TWA's senior management had spent Wednesday celebrating in London. They had just announced a booming quarterly earnings report, increasing revenues more than 12% to almost $1 billion, including a nearly fourfold jump in earnings to over $25 million. It was a miraculous return from Chapter 11 bankruptcy in just a year's time. After a private victory dinner with champagne, ceo Jeffrey Erickson and corporate communications V.P. Mark Abels left the party to go to bed at the Savoy Hotel; they were scheduled to fly home the next day to TWA headquarters in St. Louis, Missouri.
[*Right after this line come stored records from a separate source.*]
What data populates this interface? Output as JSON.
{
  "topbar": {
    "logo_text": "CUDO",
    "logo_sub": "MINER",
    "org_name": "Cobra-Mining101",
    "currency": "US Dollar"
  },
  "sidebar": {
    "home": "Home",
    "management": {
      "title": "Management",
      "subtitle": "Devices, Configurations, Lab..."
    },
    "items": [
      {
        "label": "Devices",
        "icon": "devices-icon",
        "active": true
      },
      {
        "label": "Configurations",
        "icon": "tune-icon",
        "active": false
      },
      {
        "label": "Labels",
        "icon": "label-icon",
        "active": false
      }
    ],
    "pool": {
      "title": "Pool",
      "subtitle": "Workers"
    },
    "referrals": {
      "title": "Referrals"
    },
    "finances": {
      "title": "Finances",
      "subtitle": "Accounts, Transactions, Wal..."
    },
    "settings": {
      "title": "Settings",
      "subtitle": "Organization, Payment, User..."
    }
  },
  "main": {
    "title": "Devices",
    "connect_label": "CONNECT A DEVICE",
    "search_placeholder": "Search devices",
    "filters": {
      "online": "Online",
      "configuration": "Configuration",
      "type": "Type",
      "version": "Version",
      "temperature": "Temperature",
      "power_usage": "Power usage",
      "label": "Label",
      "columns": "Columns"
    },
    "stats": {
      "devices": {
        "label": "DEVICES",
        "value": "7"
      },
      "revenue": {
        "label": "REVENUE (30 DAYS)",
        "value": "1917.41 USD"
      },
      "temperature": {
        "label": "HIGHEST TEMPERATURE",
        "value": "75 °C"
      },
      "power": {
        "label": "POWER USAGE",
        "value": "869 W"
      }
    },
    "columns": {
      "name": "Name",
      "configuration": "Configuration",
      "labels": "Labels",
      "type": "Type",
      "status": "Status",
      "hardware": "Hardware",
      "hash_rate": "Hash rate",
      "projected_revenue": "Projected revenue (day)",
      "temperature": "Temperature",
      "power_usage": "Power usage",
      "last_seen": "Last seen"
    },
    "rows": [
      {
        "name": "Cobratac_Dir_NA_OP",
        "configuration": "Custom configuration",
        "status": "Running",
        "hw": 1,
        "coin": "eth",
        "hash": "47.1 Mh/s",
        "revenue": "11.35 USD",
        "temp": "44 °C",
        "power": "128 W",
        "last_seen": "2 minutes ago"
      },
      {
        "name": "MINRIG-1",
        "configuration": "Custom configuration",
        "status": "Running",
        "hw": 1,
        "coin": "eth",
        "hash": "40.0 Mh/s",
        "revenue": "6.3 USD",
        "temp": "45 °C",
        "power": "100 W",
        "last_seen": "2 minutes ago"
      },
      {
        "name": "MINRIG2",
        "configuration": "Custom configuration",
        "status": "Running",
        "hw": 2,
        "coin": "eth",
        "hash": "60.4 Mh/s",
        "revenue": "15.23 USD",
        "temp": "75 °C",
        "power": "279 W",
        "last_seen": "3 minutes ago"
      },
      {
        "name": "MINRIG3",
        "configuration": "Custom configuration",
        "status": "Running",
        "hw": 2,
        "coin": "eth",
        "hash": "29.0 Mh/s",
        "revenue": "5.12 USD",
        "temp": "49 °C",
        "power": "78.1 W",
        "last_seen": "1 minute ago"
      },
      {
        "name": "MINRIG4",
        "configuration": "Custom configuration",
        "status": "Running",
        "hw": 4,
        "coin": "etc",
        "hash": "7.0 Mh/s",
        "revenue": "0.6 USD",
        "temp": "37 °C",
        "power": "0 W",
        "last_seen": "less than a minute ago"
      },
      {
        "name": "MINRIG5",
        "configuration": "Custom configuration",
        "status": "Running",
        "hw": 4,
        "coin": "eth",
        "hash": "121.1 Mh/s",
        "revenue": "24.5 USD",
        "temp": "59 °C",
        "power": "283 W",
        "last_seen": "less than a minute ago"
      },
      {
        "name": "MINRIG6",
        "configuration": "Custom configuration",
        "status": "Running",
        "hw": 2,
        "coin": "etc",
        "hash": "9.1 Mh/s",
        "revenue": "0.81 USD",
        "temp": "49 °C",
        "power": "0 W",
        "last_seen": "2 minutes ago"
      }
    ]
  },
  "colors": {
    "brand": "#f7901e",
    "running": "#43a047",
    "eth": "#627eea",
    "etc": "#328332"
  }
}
Then the phone call came at 2:30 a.m.: one of the company's 15 Boeing 747s had gone down off Long Island.

In East Moriches, the town closest to the crash site in the Atlantic, residents and fishermen quickly headed out to find survivors. The crew of a National Guard C-130 practicing search-and-rescue procedures nearby had witnessed the crash, identified the wreckage and reported back to home base. Local law-enforcement and fire departments, large contingents from New York City and even rescue craft from Cape Cod, Massachusetts, responded to emergency calls.

When Cecilia Penney first saw the explosion, she thought, "Is this a nuclear war? It was like I was watching it on TV." Her husband Randy then joined volunteers on a small rescue fleet of six boats. "The water was on fire from the fuel," he says. Soon he and his friends had "pulled three bodies out of the water; two of them were still strapped to their seats. We had to get them out of there quick because we didn't want them to sink." Of the 18 people Randy saw pulled out of the water, about half had had their clothes blown off. One was a pretty girl in her early 20s. "I tried not to get a good look at them, at their faces," he says hesitantly. "I didn't have time to think about what I was seeing--we were out there looking for survivors. And by about 3 a.m., it became apparent there were none."

By daylight, the rescuers were exhausted. New York City police harbor patrolman Anthony Sgueglia was standing on the dock wearing heavy blue rubber gloves. The bodies Sgueglia found were badly bruised, with most of the limbs broken. The county medical examiner would later say many of the victims technically drowned, though they may already have been unconscious when they hit water. No one was found alive.